Negotiations over the sweeping public works bill – which passed the House of Representatives with 228-206 vote – created a bitter split among Democrats.

Meanwhile the House is moving forward with a more ambitious social spending bill favoured by liberal lawmakers.

The infrastructure package now heads to Mr Biden’s desk to be signed into law.

Billed as a “once-in-a-generation” spending measure, the infrastructure legislation proposes $550bn in direct federal expenditure to upgrade highways, roads and bridges, as well as to modernise city transit systems and passenger rail networks.

The agreement also sets aside funding for clean energy, clean drinking water and high speed internet.

Three months ago, 19 Republicans joined with Democrats to approve the legislation in the evenly split Senate, a rare bipartisan feat in an increasingly divided Congress.
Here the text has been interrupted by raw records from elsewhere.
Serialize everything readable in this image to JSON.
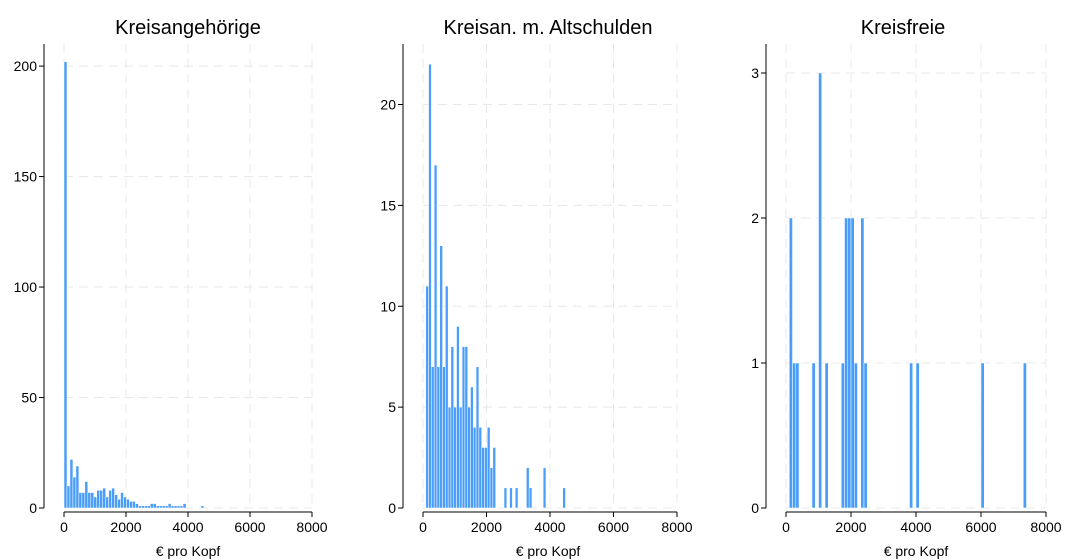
{
  "chart_data": [
    {
      "type": "bar",
      "title": "Kreisangehörige",
      "xlabel": "€ pro Kopf",
      "ylabel": "",
      "xlim": [
        0,
        8000
      ],
      "ylim": [
        0,
        210
      ],
      "x_ticks": [
        "0",
        "2000",
        "4000",
        "6000",
        "8000"
      ],
      "y_ticks": [
        "0",
        "50",
        "100",
        "150",
        "200"
      ],
      "grid": true,
      "bar_width": 96,
      "x": [
        0,
        96,
        192,
        288,
        384,
        480,
        576,
        672,
        768,
        864,
        960,
        1056,
        1152,
        1248,
        1344,
        1440,
        1536,
        1632,
        1728,
        1824,
        1920,
        2016,
        2112,
        2208,
        2304,
        2400,
        2496,
        2592,
        2688,
        2784,
        2880,
        2976,
        3072,
        3168,
        3264,
        3360,
        3456,
        3552,
        3648,
        3744,
        3840,
        4416
      ],
      "values": [
        202,
        10,
        22,
        14,
        19,
        7,
        7,
        12,
        7,
        7,
        5,
        8,
        8,
        9,
        5,
        8,
        9,
        6,
        4,
        7,
        5,
        4,
        3,
        3,
        2,
        1,
        1,
        1,
        1,
        2,
        2,
        1,
        1,
        1,
        1,
        2,
        1,
        1,
        1,
        1,
        2,
        1
      ]
    },
    {
      "type": "bar",
      "title": "Kreisan. m. Altschulden",
      "xlabel": "€ pro Kopf",
      "ylabel": "",
      "xlim": [
        0,
        8000
      ],
      "ylim": [
        0,
        23
      ],
      "x_ticks": [
        "0",
        "2000",
        "4000",
        "6000",
        "8000"
      ],
      "y_ticks": [
        "0",
        "5",
        "10",
        "15",
        "20"
      ],
      "grid": true,
      "bar_width": 88,
      "x": [
        88,
        176,
        264,
        352,
        440,
        528,
        616,
        704,
        792,
        880,
        968,
        1056,
        1144,
        1232,
        1320,
        1408,
        1496,
        1584,
        1672,
        1760,
        1848,
        1936,
        2024,
        2112,
        2200,
        2552,
        2728,
        2904,
        3256,
        3344,
        3784,
        4400
      ],
      "values": [
        11,
        22,
        7,
        17,
        7,
        13,
        7,
        11,
        5,
        8,
        5,
        9,
        5,
        8,
        8,
        5,
        6,
        4,
        7,
        4,
        3,
        3,
        4,
        2,
        3,
        1,
        1,
        1,
        2,
        1,
        2,
        1
      ]
    },
    {
      "type": "bar",
      "title": "Kreisfreie",
      "xlabel": "€ pro Kopf",
      "ylabel": "",
      "xlim": [
        0,
        8000
      ],
      "ylim": [
        0,
        3.2
      ],
      "x_ticks": [
        "0",
        "2000",
        "4000",
        "6000",
        "8000"
      ],
      "y_ticks": [
        "0",
        "1",
        "2",
        "3"
      ],
      "grid": true,
      "bar_width": 100,
      "x": [
        100,
        200,
        300,
        800,
        1000,
        1200,
        1700,
        1800,
        1900,
        2000,
        2100,
        2300,
        2400,
        3800,
        4000,
        6000,
        7300
      ],
      "values": [
        2,
        1,
        1,
        1,
        3,
        1,
        1,
        2,
        2,
        2,
        1,
        2,
        1,
        1,
        1,
        1,
        1
      ]
    }
  ],
  "colors": {
    "bar_fill": "#4a9df8",
    "bar_edge": "#ffffff"
  }
}
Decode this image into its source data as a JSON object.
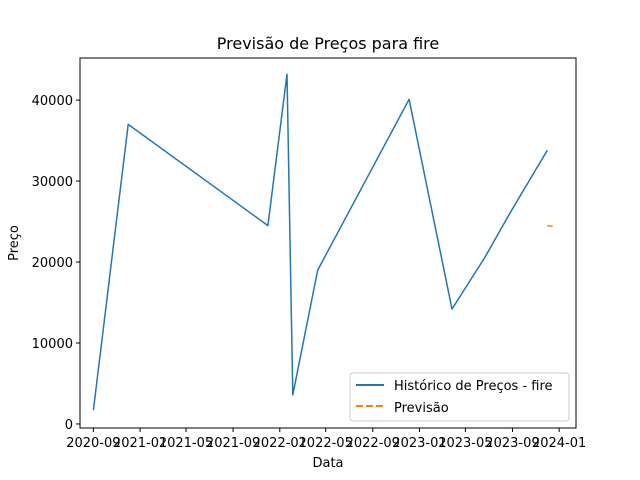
{
  "chart_data": {
    "type": "line",
    "title": "Previsão de Preços para fire",
    "xlabel": "Data",
    "ylabel": "Preço",
    "x_ticks": [
      "2020-09",
      "2021-01",
      "2021-05",
      "2021-09",
      "2022-01",
      "2022-05",
      "2022-09",
      "2023-01",
      "2023-05",
      "2023-09",
      "2024-01"
    ],
    "y_ticks": [
      0,
      10000,
      20000,
      30000,
      40000
    ],
    "xlim": [
      "2020-07-28",
      "2024-02-14"
    ],
    "ylim": [
      -500,
      45200
    ],
    "grid": false,
    "legend_position": "lower right",
    "series": [
      {
        "name": "Histórico de Preços - fire",
        "color": "#1f77b4",
        "style": "solid",
        "x": [
          "2020-09-01",
          "2020-12-01",
          "2021-12-01",
          "2022-01-20",
          "2022-02-04",
          "2022-04-10",
          "2022-12-05",
          "2023-03-27",
          "2023-06-20",
          "2023-08-25",
          "2023-12-01"
        ],
        "y": [
          1700,
          37000,
          24500,
          43200,
          3600,
          19000,
          40100,
          14200,
          20500,
          26000,
          33800
        ]
      },
      {
        "name": "Previsão",
        "color": "#ff7f0e",
        "style": "dashed",
        "x": [
          "2023-12-01",
          "2023-12-15"
        ],
        "y": [
          24500,
          24400
        ]
      }
    ]
  }
}
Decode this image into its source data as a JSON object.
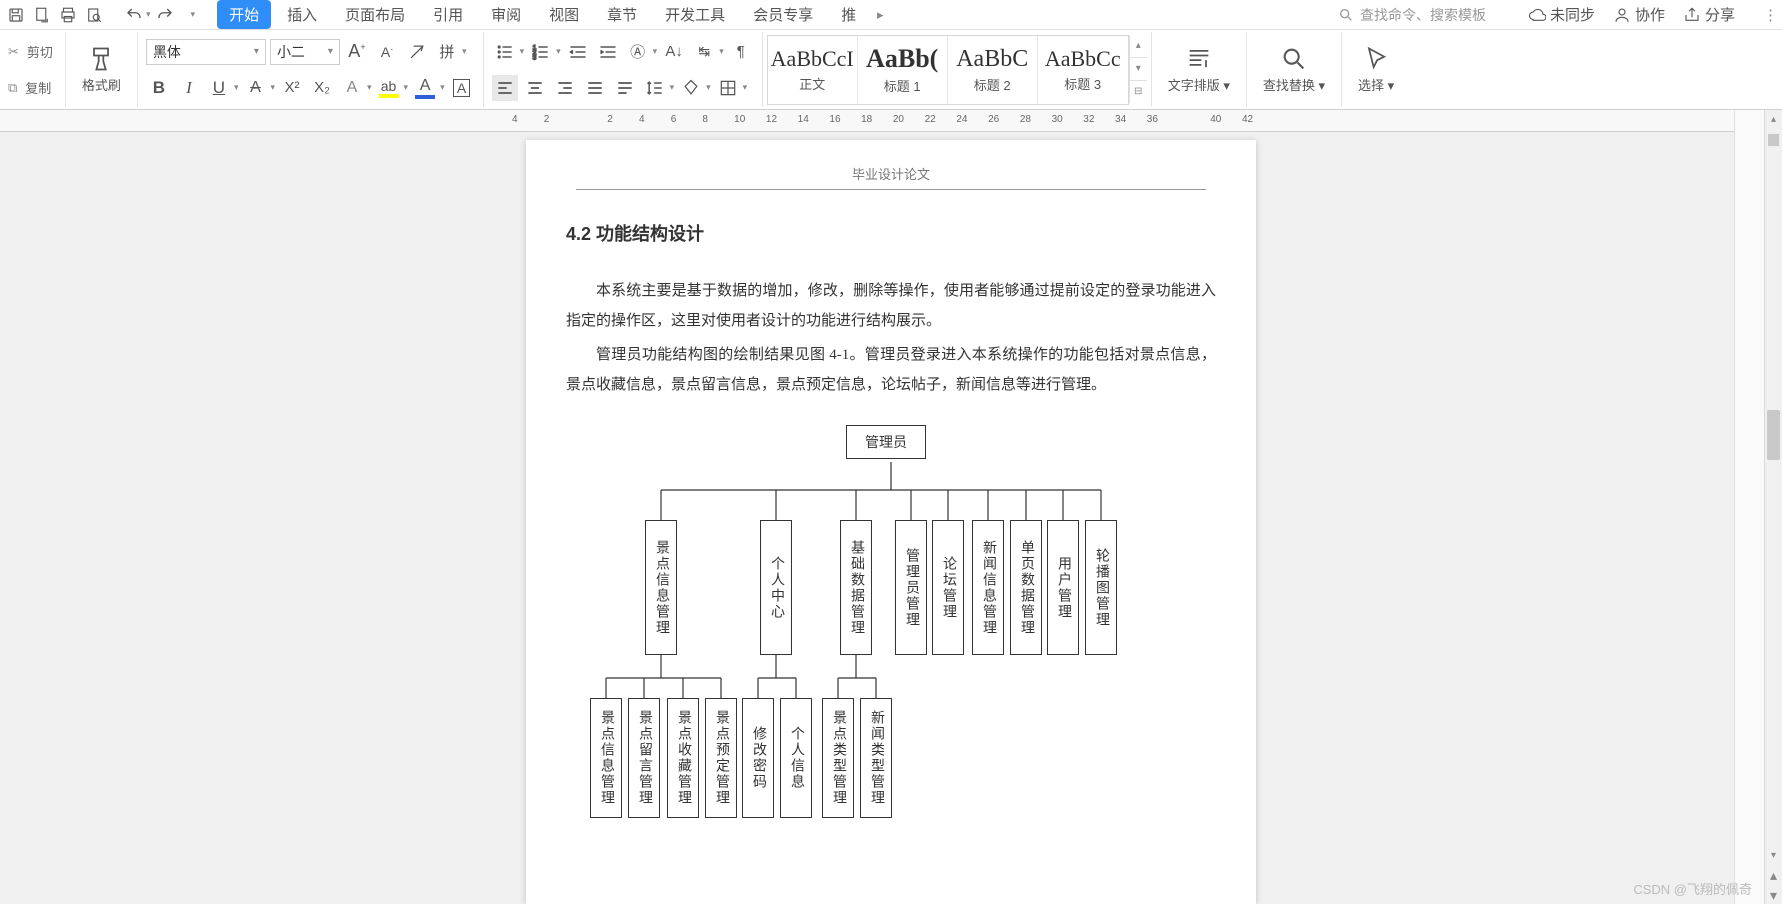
{
  "menubar": {
    "tabs": [
      {
        "label": "开始",
        "active": true
      },
      {
        "label": "插入",
        "active": false
      },
      {
        "label": "页面布局",
        "active": false
      },
      {
        "label": "引用",
        "active": false
      },
      {
        "label": "审阅",
        "active": false
      },
      {
        "label": "视图",
        "active": false
      },
      {
        "label": "章节",
        "active": false
      },
      {
        "label": "开发工具",
        "active": false
      },
      {
        "label": "会员专享",
        "active": false
      },
      {
        "label": "推",
        "active": false
      }
    ],
    "search_placeholder": "查找命令、搜索模板",
    "sync": "未同步",
    "collab": "协作",
    "share": "分享"
  },
  "ribbon": {
    "cut": "剪切",
    "copy": "复制",
    "fmt_paint": "格式刷",
    "font_name": "黑体",
    "font_size": "小二",
    "styles": [
      {
        "preview": "AaBbCcI",
        "name": "正文"
      },
      {
        "preview": "AaBb(",
        "name": "标题 1"
      },
      {
        "preview": "AaBbC",
        "name": "标题 2"
      },
      {
        "preview": "AaBbCc",
        "name": "标题 3"
      }
    ],
    "text_layout": "文字排版",
    "find_replace": "查找替换",
    "select": "选择"
  },
  "ruler": {
    "marks": [
      "4",
      "2",
      "",
      "2",
      "4",
      "6",
      "8",
      "10",
      "12",
      "14",
      "16",
      "18",
      "20",
      "22",
      "24",
      "26",
      "28",
      "30",
      "32",
      "34",
      "36",
      "",
      "40",
      "42"
    ]
  },
  "document": {
    "header": "毕业设计论文",
    "title": "4.2 功能结构设计",
    "para1": "本系统主要是基于数据的增加，修改，删除等操作，使用者能够通过提前设定的登录功能进入指定的操作区，这里对使用者设计的功能进行结构展示。",
    "para2": "管理员功能结构图的绘制结果见图 4-1。管理员登录进入本系统操作的功能包括对景点信息，景点收藏信息，景点留言信息，景点预定信息，论坛帖子，新闻信息等进行管理。"
  },
  "diagram": {
    "root": "管理员",
    "level1": [
      "景点信息管理",
      "个人中心",
      "基础数据管理",
      "管理员管理",
      "论坛管理",
      "新闻信息管理",
      "单页数据管理",
      "用户管理",
      "轮播图管理"
    ],
    "level2_g0": [
      "景点信息管理",
      "景点留言管理",
      "景点收藏管理",
      "景点预定管理"
    ],
    "level2_g1": [
      "修改密码",
      "个人信息"
    ],
    "level2_g2": [
      "景点类型管理",
      "新闻类型管理"
    ]
  },
  "watermark": "CSDN @飞翔的佩奇"
}
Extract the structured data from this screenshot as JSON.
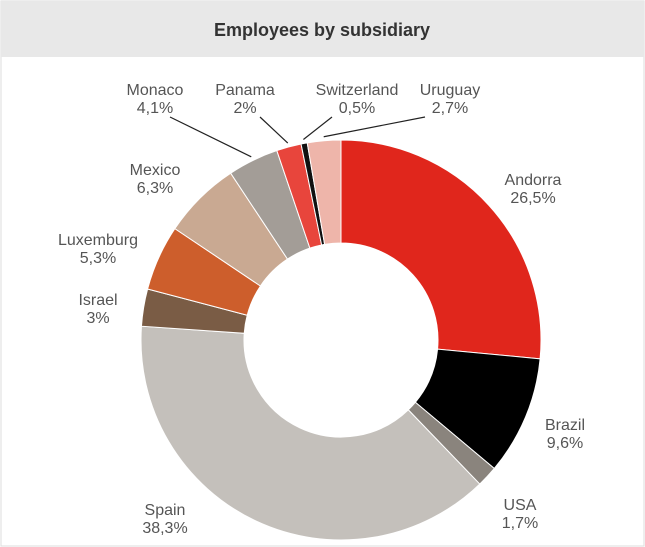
{
  "chart_data": {
    "type": "donut",
    "title": "Employees by subsidiary",
    "categories": [
      "Andorra",
      "Brazil",
      "USA",
      "Spain",
      "Israel",
      "Luxemburg",
      "Mexico",
      "Monaco",
      "Panama",
      "Switzerland",
      "Uruguay"
    ],
    "values": [
      26.5,
      9.6,
      1.7,
      38.3,
      3,
      5.3,
      6.3,
      4.1,
      2,
      0.5,
      2.7
    ],
    "value_labels": [
      "26,5%",
      "9,6%",
      "1,7%",
      "38,3%",
      "3%",
      "5,3%",
      "6,3%",
      "4,1%",
      "2%",
      "0,5%",
      "2,7%"
    ],
    "colors": [
      "#e0261c",
      "#000000",
      "#8a847d",
      "#c4c0bb",
      "#7a5c45",
      "#cd5e2c",
      "#c9a992",
      "#a39d97",
      "#e8453c",
      "#111111",
      "#eeb5aa"
    ]
  }
}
But more liberal lawmakers in the House balked at the final version of the bill, complaining that key liberal policies had been dropped in exchange for the bipartisan win.

Members of the Congressional Progressive Caucus pledged they would not support the infrastructure bill until they had voted on a separate social welfare bill that allocates money for healthcare, education and climate change initiatives.

Democrats control both chambers of Congress by very slim majorities, so near-universal support is required for passage of both bills.

The social spending bill is slated to pass through a procedural measure known as budget reconciliation, meaning it requires only a simple majority in each chamber to pass.

But centrist Democrats continue to object to the size and scope of the sprawling bill. They are insisting on seeing full accounting of its economic impacts, a process which could take weeks.

On Friday House leaders brokered a compromise, insisting on a vote on the infrastructure bill accompanied by a procedural vote to start debate on the social spending bill.